Welcome to another Extra Practice Newsletter. 

Now that springs officially in season, I hope that some of the tips we wrote in our last newsletter are coming in handy. I, for one, have been enjoying watching the pigeons attempt to climb down the spindly branches of the tree outside my house as they pluck the blossoms in the mornings. They usually end up hanging upside down and it makes me lol.

In this months newsletter, I wanted to write about something without necessarily knowing where it would end up. So please bear with me, and also bare with me ~ ~ ~ 

On the 27th of March I made an account on Wikipedia. I'm not quite sure what led me to do it, other than the intrigue of seeing what it was like to edit something made by someone else online. I didn't have any intention to edit, I guess I was just curious.

You see, online I am mostly a lurker. I sign up, look around and then don't post, interact or participate and if I do, its a rare occasion. I like to think that when I do post, it somehow becomes more meaningful than if I were to post everyday but I think if I were to examine that logic I would find something quite flawed.

In a conversation in the studio this week with Kirsten and Gijs, we talked about how spending time with something you're working on, whether it's active or passive, can give you more of a feeling for it. In this case we were thinking about a piece of graphic design, but it made me think about all the other things I need to spend time with if I am to get a feeling for them. For example, I (try to) read the first 50 pages of a book in one sitting in order to get to know the writer, their way of writing and the general vibe of the book. It gives me more of a sense for the world I'm entering when I read the text. Somehow I can land within the words on the page and get amongst them. They flow through me more easily.

The same is true for writing. Even as I tippity-tap on my keyboard for this newsletter, I find my mind doesn't want to stay in one place. Look Ben, theres a pigeon in the tree, look Ben theres a nice dog, look Ben, LOOK!
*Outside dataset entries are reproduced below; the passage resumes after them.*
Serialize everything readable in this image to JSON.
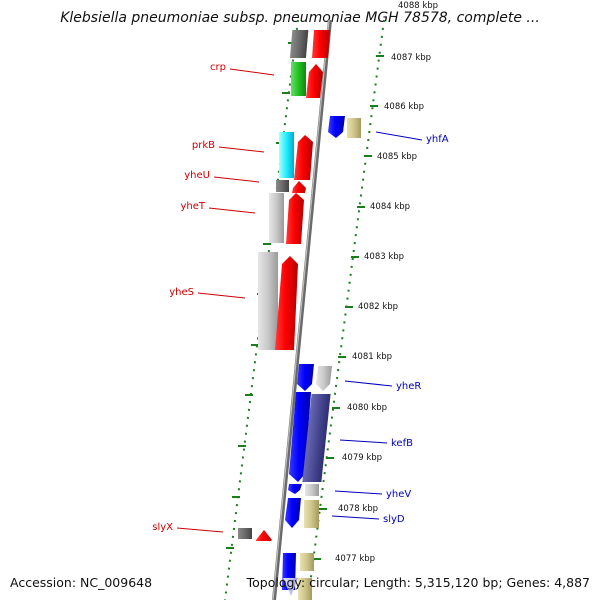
{
  "title": "Klebsiella pneumoniae subsp. pneumoniae MGH 78578, complete ...",
  "accession_text": "Accession: NC_009648",
  "topology_text": "Topology: circular; Length: 5,315,120 bp; Genes: 4,887",
  "colors": {
    "forward_label": "#cc0000",
    "reverse_label": "#0000bb",
    "tick": "#1a7f1a",
    "backbone": "#777777"
  },
  "scale": {
    "unit": "kbp",
    "ticks": [
      "4088 kbp",
      "4087 kbp",
      "4086 kbp",
      "4085 kbp",
      "4084 kbp",
      "4083 kbp",
      "4082 kbp",
      "4081 kbp",
      "4080 kbp",
      "4079 kbp",
      "4078 kbp",
      "4077 kbp"
    ]
  },
  "labels": {
    "forward": [
      "crp",
      "prkB",
      "yheU",
      "yheT",
      "yheS",
      "slyX"
    ],
    "reverse": [
      "yhfA",
      "yheR",
      "kefB",
      "yheV",
      "slyD"
    ]
  }
}
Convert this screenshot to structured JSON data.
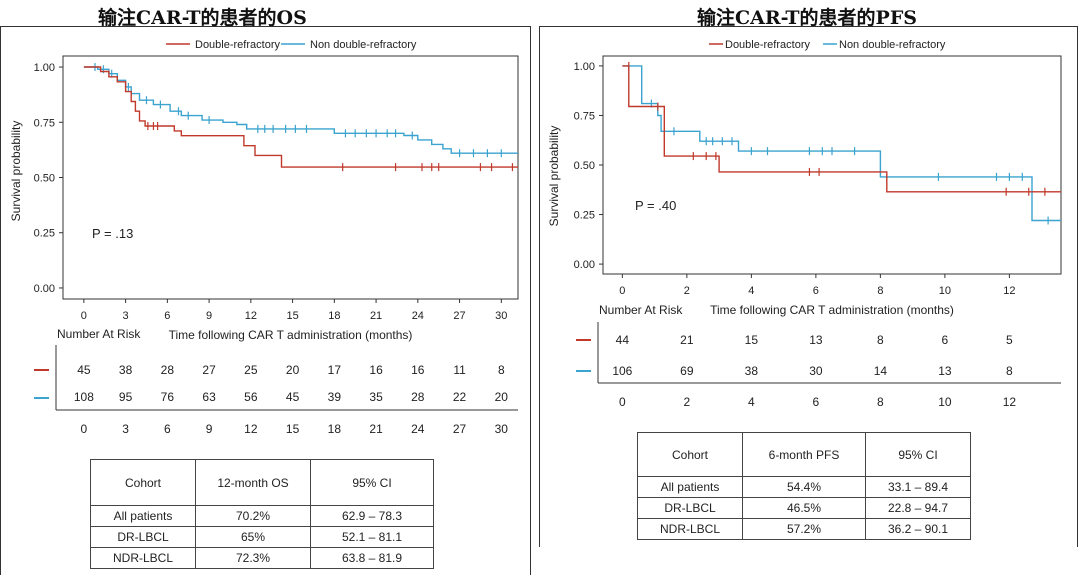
{
  "colors": {
    "dr": "#c0392b",
    "ndr": "#3aa3cf"
  },
  "left": {
    "title": "输注CAR-T的患者的OS",
    "legend": [
      "Double-refractory",
      "Non double-refractory"
    ],
    "pvalue": "P = .13",
    "ylabel": "Survival probability",
    "risk_title": "Number At Risk",
    "table": {
      "headers": [
        "Cohort",
        "12-month OS",
        "95% CI"
      ],
      "rows": [
        [
          "All patients",
          "70.2%",
          "62.9 – 78.3"
        ],
        [
          "DR-LBCL",
          "65%",
          "52.1 – 81.1"
        ],
        [
          "NDR-LBCL",
          "72.3%",
          "63.8 – 81.9"
        ]
      ]
    }
  },
  "right": {
    "title": "输注CAR-T的患者的PFS",
    "legend": [
      "Double-refractory",
      "Non double-refractory"
    ],
    "pvalue": "P = .40",
    "ylabel": "Survival probability",
    "risk_title": "Number At Risk",
    "table": {
      "headers": [
        "Cohort",
        "6-month PFS",
        "95% CI"
      ],
      "rows": [
        [
          "All patients",
          "54.4%",
          "33.1 – 89.4"
        ],
        [
          "DR-LBCL",
          "46.5%",
          "22.8 – 94.7"
        ],
        [
          "NDR-LBCL",
          "57.2%",
          "36.2 – 90.1"
        ]
      ]
    }
  },
  "chart_data": [
    {
      "type": "line",
      "title": "输注CAR-T的患者的OS",
      "xlabel": "Time following CAR T administration (months)",
      "ylabel": "Survival probability",
      "xlim": [
        -1.5,
        31.2
      ],
      "ylim": [
        -0.05,
        1.05
      ],
      "xticks": [
        0,
        3,
        6,
        9,
        12,
        15,
        18,
        21,
        24,
        27,
        30
      ],
      "yticks": [
        0,
        0.25,
        0.5,
        0.75,
        1.0
      ],
      "ytick_labels": [
        "0.00",
        "0.25",
        "0.50",
        "0.75",
        "1.00"
      ],
      "series": [
        {
          "name": "Double-refractory",
          "steps": [
            [
              0,
              1.0
            ],
            [
              1.2,
              0.98
            ],
            [
              1.8,
              0.956
            ],
            [
              2.4,
              0.933
            ],
            [
              3.0,
              0.889
            ],
            [
              3.4,
              0.844
            ],
            [
              3.7,
              0.8
            ],
            [
              4.0,
              0.756
            ],
            [
              4.4,
              0.733
            ],
            [
              6.5,
              0.711
            ],
            [
              7.0,
              0.689
            ],
            [
              11.5,
              0.644
            ],
            [
              12.3,
              0.6
            ],
            [
              14.2,
              0.547
            ],
            [
              31.2,
              0.547
            ]
          ],
          "censors": [
            [
              4.6,
              0.733
            ],
            [
              5.0,
              0.733
            ],
            [
              5.3,
              0.733
            ],
            [
              18.6,
              0.547
            ],
            [
              22.4,
              0.547
            ],
            [
              24.3,
              0.547
            ],
            [
              25.0,
              0.547
            ],
            [
              25.5,
              0.547
            ],
            [
              28.5,
              0.547
            ],
            [
              29.3,
              0.547
            ],
            [
              30.8,
              0.547
            ]
          ]
        },
        {
          "name": "Non double-refractory",
          "steps": [
            [
              0,
              1.0
            ],
            [
              1.0,
              0.99
            ],
            [
              1.8,
              0.97
            ],
            [
              2.4,
              0.94
            ],
            [
              3.0,
              0.91
            ],
            [
              3.4,
              0.88
            ],
            [
              4.0,
              0.85
            ],
            [
              5.0,
              0.83
            ],
            [
              6.2,
              0.8
            ],
            [
              7.0,
              0.78
            ],
            [
              8.5,
              0.76
            ],
            [
              10.0,
              0.75
            ],
            [
              11.0,
              0.74
            ],
            [
              11.7,
              0.72
            ],
            [
              18.0,
              0.7
            ],
            [
              23.0,
              0.69
            ],
            [
              24.0,
              0.67
            ],
            [
              25.0,
              0.65
            ],
            [
              25.8,
              0.63
            ],
            [
              26.4,
              0.61
            ],
            [
              31.2,
              0.61
            ]
          ],
          "censors": [
            [
              0.8,
              1.0
            ],
            [
              1.4,
              0.99
            ],
            [
              2.0,
              0.97
            ],
            [
              3.2,
              0.91
            ],
            [
              4.5,
              0.85
            ],
            [
              5.5,
              0.83
            ],
            [
              6.8,
              0.8
            ],
            [
              7.5,
              0.78
            ],
            [
              9.0,
              0.76
            ],
            [
              12.5,
              0.72
            ],
            [
              13.0,
              0.72
            ],
            [
              13.6,
              0.72
            ],
            [
              14.5,
              0.72
            ],
            [
              15.2,
              0.72
            ],
            [
              16.0,
              0.72
            ],
            [
              18.8,
              0.7
            ],
            [
              19.5,
              0.7
            ],
            [
              20.3,
              0.7
            ],
            [
              21.0,
              0.7
            ],
            [
              21.8,
              0.7
            ],
            [
              22.4,
              0.7
            ],
            [
              23.6,
              0.69
            ],
            [
              27.0,
              0.61
            ],
            [
              28.0,
              0.61
            ],
            [
              29.0,
              0.61
            ],
            [
              30.0,
              0.61
            ]
          ]
        }
      ],
      "risk_table": {
        "times": [
          0,
          3,
          6,
          9,
          12,
          15,
          18,
          21,
          24,
          27,
          30
        ],
        "Double-refractory": [
          45,
          38,
          28,
          27,
          25,
          20,
          17,
          16,
          16,
          11,
          8
        ],
        "Non double-refractory": [
          108,
          95,
          76,
          63,
          56,
          45,
          39,
          35,
          28,
          22,
          20
        ]
      }
    },
    {
      "type": "line",
      "title": "输注CAR-T的患者的PFS",
      "xlabel": "Time following CAR T administration (months)",
      "ylabel": "Survival probability",
      "xlim": [
        -0.6,
        13.6
      ],
      "ylim": [
        -0.05,
        1.05
      ],
      "xticks": [
        0,
        2,
        4,
        6,
        8,
        10,
        12
      ],
      "yticks": [
        0,
        0.25,
        0.5,
        0.75,
        1.0
      ],
      "ytick_labels": [
        "0.00",
        "0.25",
        "0.50",
        "0.75",
        "1.00"
      ],
      "series": [
        {
          "name": "Double-refractory",
          "steps": [
            [
              0,
              1.0
            ],
            [
              0.2,
              0.795
            ],
            [
              1.3,
              0.545
            ],
            [
              3.0,
              0.465
            ],
            [
              8.2,
              0.365
            ],
            [
              13.6,
              0.365
            ]
          ],
          "censors": [
            [
              0.2,
              1.0
            ],
            [
              1.1,
              0.795
            ],
            [
              2.2,
              0.545
            ],
            [
              2.6,
              0.545
            ],
            [
              2.9,
              0.545
            ],
            [
              5.8,
              0.465
            ],
            [
              6.1,
              0.465
            ],
            [
              11.9,
              0.365
            ],
            [
              12.6,
              0.365
            ],
            [
              13.1,
              0.365
            ]
          ]
        },
        {
          "name": "Non double-refractory",
          "steps": [
            [
              0,
              1.0
            ],
            [
              0.6,
              0.81
            ],
            [
              1.1,
              0.75
            ],
            [
              1.2,
              0.67
            ],
            [
              2.4,
              0.62
            ],
            [
              3.6,
              0.57
            ],
            [
              8.0,
              0.44
            ],
            [
              12.7,
              0.22
            ],
            [
              13.6,
              0.22
            ]
          ],
          "censors": [
            [
              0.9,
              0.81
            ],
            [
              1.6,
              0.67
            ],
            [
              2.6,
              0.62
            ],
            [
              2.8,
              0.62
            ],
            [
              3.1,
              0.62
            ],
            [
              3.4,
              0.62
            ],
            [
              4.0,
              0.57
            ],
            [
              4.5,
              0.57
            ],
            [
              5.8,
              0.57
            ],
            [
              6.2,
              0.57
            ],
            [
              6.5,
              0.57
            ],
            [
              7.2,
              0.57
            ],
            [
              9.8,
              0.44
            ],
            [
              11.6,
              0.44
            ],
            [
              12.0,
              0.44
            ],
            [
              12.4,
              0.44
            ],
            [
              13.2,
              0.22
            ]
          ]
        }
      ],
      "risk_table": {
        "times": [
          0,
          2,
          4,
          6,
          8,
          10,
          12
        ],
        "Double-refractory": [
          44,
          21,
          15,
          13,
          8,
          6,
          5
        ],
        "Non double-refractory": [
          106,
          69,
          38,
          30,
          14,
          13,
          8
        ]
      }
    }
  ]
}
A while ago I wrote here and then, a year later, here about wanting to be more immersed as a general concept for how to approach things in my life and I think somehow I've been developing it as method over the last year or two. It's led me to feel more focused in general, as if I have more direction and I'm more certain of my choices. Long term immersion. However, sometimes I want that immersion on a daily basis.

(several hours later)

I just went for a swim. I try to swim each Tuesday at a pool here in Rotterdam. The cost of entry is more than I would like to pay for the amount of time I spend there but it's a really nice pool and in the summer they open an outdoor area and I feel like I could cultivate some Australia lido vibes when the summer finally arrives. Anyway, I try to swim at least one (1) kilometre each time. If the perfect swim were to exist, I would be able to continuously swim up and down the length of the pool without interruption. However, even though I go mid-morning to avoid the early co-worker crowd, there are always other swimmers. Swimmers with different strokes, at different tempos and different abilities. I spend quite a lot of my swimming sessions considering how to streamline my swim by changing my pace so as to not have to overtake, stop mid-length, or overexert myself trying to keep up with someone.
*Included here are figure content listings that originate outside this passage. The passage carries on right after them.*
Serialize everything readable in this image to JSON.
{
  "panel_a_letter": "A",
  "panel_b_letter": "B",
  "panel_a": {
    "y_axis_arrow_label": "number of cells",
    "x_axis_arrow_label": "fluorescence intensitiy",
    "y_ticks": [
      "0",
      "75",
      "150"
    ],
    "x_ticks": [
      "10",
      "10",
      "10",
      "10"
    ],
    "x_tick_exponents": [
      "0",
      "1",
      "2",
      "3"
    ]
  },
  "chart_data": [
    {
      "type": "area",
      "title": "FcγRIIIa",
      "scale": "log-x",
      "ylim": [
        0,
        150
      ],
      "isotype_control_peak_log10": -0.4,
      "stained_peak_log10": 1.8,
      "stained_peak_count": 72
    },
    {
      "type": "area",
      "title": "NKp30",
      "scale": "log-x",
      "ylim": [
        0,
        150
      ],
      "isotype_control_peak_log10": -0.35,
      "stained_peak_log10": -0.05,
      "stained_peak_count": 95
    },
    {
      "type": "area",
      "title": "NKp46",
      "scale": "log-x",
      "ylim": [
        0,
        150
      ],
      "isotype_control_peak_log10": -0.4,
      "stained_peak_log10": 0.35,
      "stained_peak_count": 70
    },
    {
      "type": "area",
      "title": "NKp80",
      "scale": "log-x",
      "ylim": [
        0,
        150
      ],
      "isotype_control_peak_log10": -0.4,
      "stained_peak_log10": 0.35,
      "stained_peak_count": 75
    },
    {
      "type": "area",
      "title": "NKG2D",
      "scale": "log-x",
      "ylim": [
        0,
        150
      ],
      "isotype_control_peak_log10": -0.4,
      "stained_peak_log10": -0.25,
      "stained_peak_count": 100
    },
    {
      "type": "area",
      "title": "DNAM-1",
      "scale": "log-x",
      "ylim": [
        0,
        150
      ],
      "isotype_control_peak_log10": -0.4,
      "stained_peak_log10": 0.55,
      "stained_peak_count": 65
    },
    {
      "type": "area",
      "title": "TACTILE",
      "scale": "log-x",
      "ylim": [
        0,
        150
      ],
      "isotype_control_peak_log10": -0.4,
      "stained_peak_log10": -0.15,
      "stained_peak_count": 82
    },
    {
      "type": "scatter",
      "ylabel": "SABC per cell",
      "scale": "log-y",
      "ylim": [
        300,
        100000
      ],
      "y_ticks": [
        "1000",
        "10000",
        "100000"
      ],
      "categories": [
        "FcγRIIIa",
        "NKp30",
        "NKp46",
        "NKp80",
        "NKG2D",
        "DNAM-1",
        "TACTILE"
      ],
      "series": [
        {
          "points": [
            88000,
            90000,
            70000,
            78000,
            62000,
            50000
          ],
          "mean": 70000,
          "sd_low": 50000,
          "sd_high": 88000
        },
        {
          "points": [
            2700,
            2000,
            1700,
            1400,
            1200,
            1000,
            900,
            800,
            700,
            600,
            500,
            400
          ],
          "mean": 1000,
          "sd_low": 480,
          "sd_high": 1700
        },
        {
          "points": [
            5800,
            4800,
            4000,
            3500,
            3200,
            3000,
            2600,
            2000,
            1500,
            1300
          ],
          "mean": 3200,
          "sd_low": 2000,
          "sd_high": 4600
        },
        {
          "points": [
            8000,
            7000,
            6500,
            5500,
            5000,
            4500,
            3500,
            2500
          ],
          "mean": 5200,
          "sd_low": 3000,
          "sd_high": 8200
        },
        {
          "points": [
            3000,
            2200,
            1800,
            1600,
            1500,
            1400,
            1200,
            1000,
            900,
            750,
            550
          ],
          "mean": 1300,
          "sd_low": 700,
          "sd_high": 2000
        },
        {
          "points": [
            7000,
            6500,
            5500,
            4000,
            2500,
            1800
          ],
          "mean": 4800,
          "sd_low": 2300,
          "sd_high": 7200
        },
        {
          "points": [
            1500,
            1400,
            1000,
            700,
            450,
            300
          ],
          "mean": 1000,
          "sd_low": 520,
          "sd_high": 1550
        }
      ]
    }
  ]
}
I think swimming lengths is quite a lot like life and I won't explain why. 

The utopian swimming session cannot really exist. I think why I like going to a public swimming pool is for the people. Half-naked, big, small, medium, tall, short, bodies all flapping around in a big bowl of chlorinated water in the name of health and happiness. It's quite absurd when you think about it.

I'm writing this because during todays swim, there were 3 or 4 people in the lane with me. During the time we spent there we came to an unspoken understanding that we would give way when someone wanted to go a bit faster and that we would make space when someone wanted to go slower. It involved a lot of eye contact, hasty nods and awkward smiles. It felt good and for the first time in a while I felt immersed in many ways.

(45 minutes later)

I'm writing this on the metro now, between Rotterdam and The Hague and I'm thinking about my Wikipedia account. I think I aspire to be more than a lurker. I aspire to be an active participant in a community. I'm drawn to people who are part of something bigger than themselves. However, when I think about coming out from behind the lurk-curtain (creep), I struggle to settle on the way in which I want to be present there.
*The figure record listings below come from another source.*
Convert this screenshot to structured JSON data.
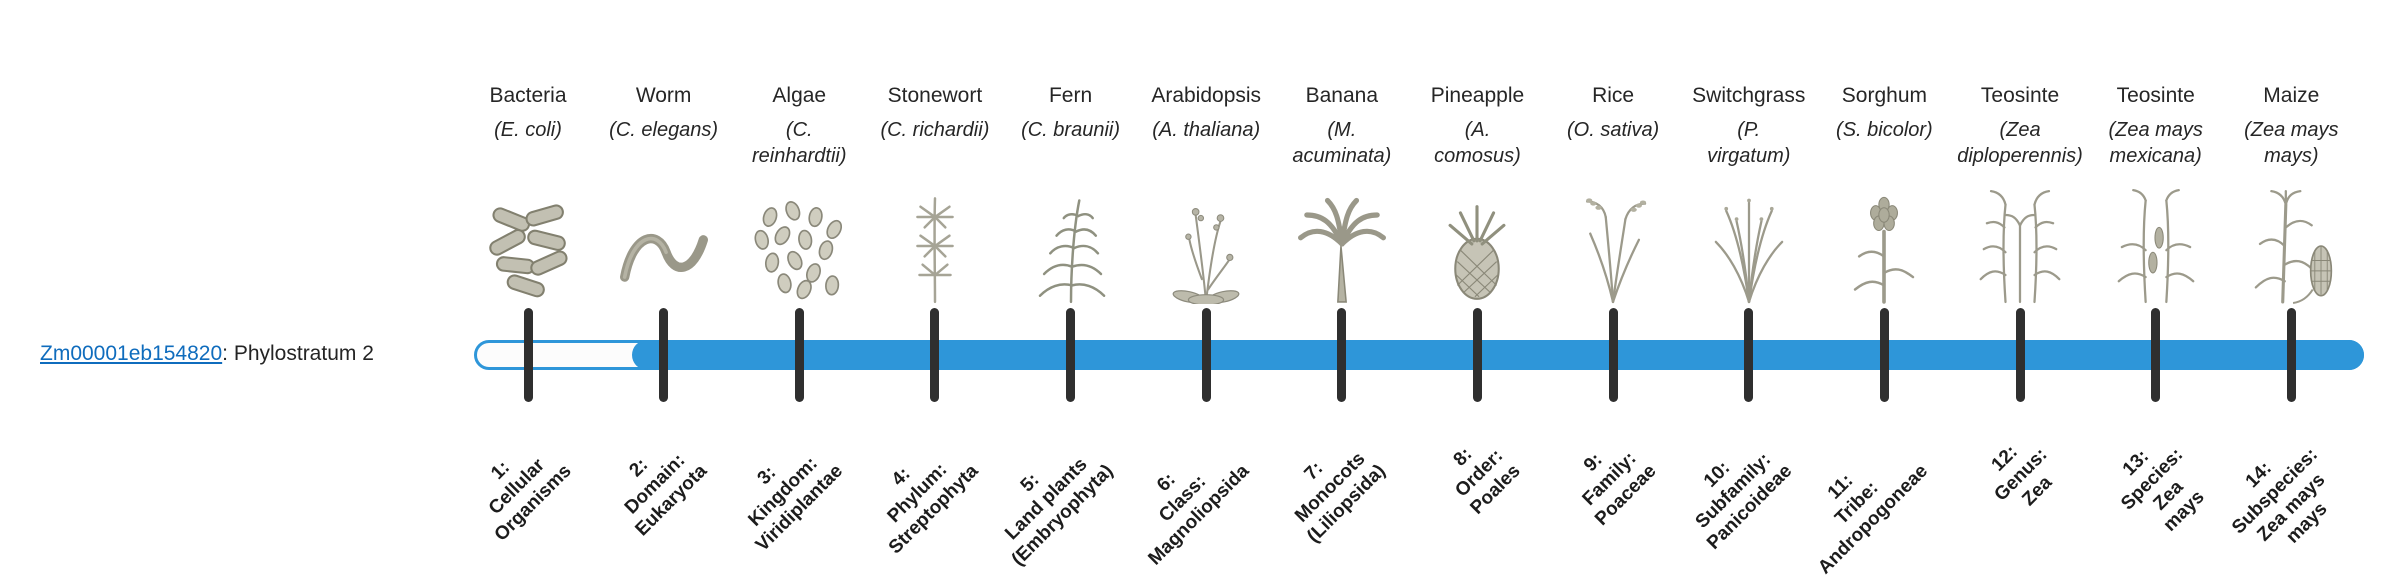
{
  "gene": {
    "id": "Zm00001eb154820",
    "suffix": ": Phylostratum 2"
  },
  "link_color": "#0f6cbd",
  "timeline": {
    "track_color": "#2e96d9",
    "fill_color": "#2e96d9",
    "tick_color": "#2f2f2f",
    "filled_from_stratum": 2,
    "total_strata": 14
  },
  "strata": [
    {
      "index": 1,
      "organism": "Bacteria",
      "sci_lines": [
        "(E. coli)"
      ],
      "icon": "bacteria-icon",
      "tick_lines": [
        "1:",
        "Cellular",
        "Organisms"
      ]
    },
    {
      "index": 2,
      "organism": "Worm",
      "sci_lines": [
        "(C. elegans)"
      ],
      "icon": "worm-icon",
      "tick_lines": [
        "2:",
        "Domain:",
        "Eukaryota"
      ]
    },
    {
      "index": 3,
      "organism": "Algae",
      "sci_lines": [
        "(C.",
        "reinhardtii)"
      ],
      "icon": "algae-icon",
      "tick_lines": [
        "3:",
        "Kingdom:",
        "Viridiplantae"
      ]
    },
    {
      "index": 4,
      "organism": "Stonewort",
      "sci_lines": [
        "(C. richardii)"
      ],
      "icon": "stonewort-icon",
      "tick_lines": [
        "4:",
        "Phylum:",
        "Streptophyta"
      ]
    },
    {
      "index": 5,
      "organism": "Fern",
      "sci_lines": [
        "(C. braunii)"
      ],
      "icon": "fern-icon",
      "tick_lines": [
        "5:",
        "Land plants",
        "(Embryophyta)"
      ]
    },
    {
      "index": 6,
      "organism": "Arabidopsis",
      "sci_lines": [
        "(A. thaliana)"
      ],
      "icon": "arabidopsis-icon",
      "tick_lines": [
        "6:",
        "Class:",
        "Magnoliopsida"
      ]
    },
    {
      "index": 7,
      "organism": "Banana",
      "sci_lines": [
        "(M.",
        "acuminata)"
      ],
      "icon": "banana-icon",
      "tick_lines": [
        "7:",
        "Monocots",
        "(Liliopsida)"
      ]
    },
    {
      "index": 8,
      "organism": "Pineapple",
      "sci_lines": [
        "(A.",
        "comosus)"
      ],
      "icon": "pineapple-icon",
      "tick_lines": [
        "8:",
        "Order:",
        "Poales"
      ]
    },
    {
      "index": 9,
      "organism": "Rice",
      "sci_lines": [
        "(O. sativa)"
      ],
      "icon": "rice-icon",
      "tick_lines": [
        "9:",
        "Family:",
        "Poaceae"
      ]
    },
    {
      "index": 10,
      "organism": "Switchgrass",
      "sci_lines": [
        "(P.",
        "virgatum)"
      ],
      "icon": "switchgrass-icon",
      "tick_lines": [
        "10:",
        "Subfamily:",
        "Panicoideae"
      ]
    },
    {
      "index": 11,
      "organism": "Sorghum",
      "sci_lines": [
        "(S. bicolor)"
      ],
      "icon": "sorghum-icon",
      "tick_lines": [
        "11:",
        "Tribe:",
        "Andropogoneae"
      ]
    },
    {
      "index": 12,
      "organism": "Teosinte",
      "sci_lines": [
        "(Zea",
        "diploperennis)"
      ],
      "icon": "teosinte-diploperennis-icon",
      "tick_lines": [
        "12:",
        "Genus:",
        "Zea"
      ]
    },
    {
      "index": 13,
      "organism": "Teosinte",
      "sci_lines": [
        "(Zea mays",
        "mexicana)"
      ],
      "icon": "teosinte-mexicana-icon",
      "tick_lines": [
        "13:",
        "Species:",
        "Zea",
        "mays"
      ]
    },
    {
      "index": 14,
      "organism": "Maize",
      "sci_lines": [
        "(Zea mays",
        "mays)"
      ],
      "icon": "maize-icon",
      "tick_lines": [
        "14:",
        "Subspecies:",
        "Zea mays",
        "mays"
      ]
    }
  ]
}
I learnt last week that the term Wiki comes from the first ever user-editable website that was launched in 1995 by Ward Cunningham. It was called the WikiWikiWeb, a version of it can still be found online. There's a lot to explore on there (including an idea about Extreme Programming or XP(!)) but what I like the most about it is that it somehow feels organic. You can kind of see how it's been built up over time, with layers and layers of people adding more topics, contributing to old ones and it being as Elliot said, "a bit more of a conversation".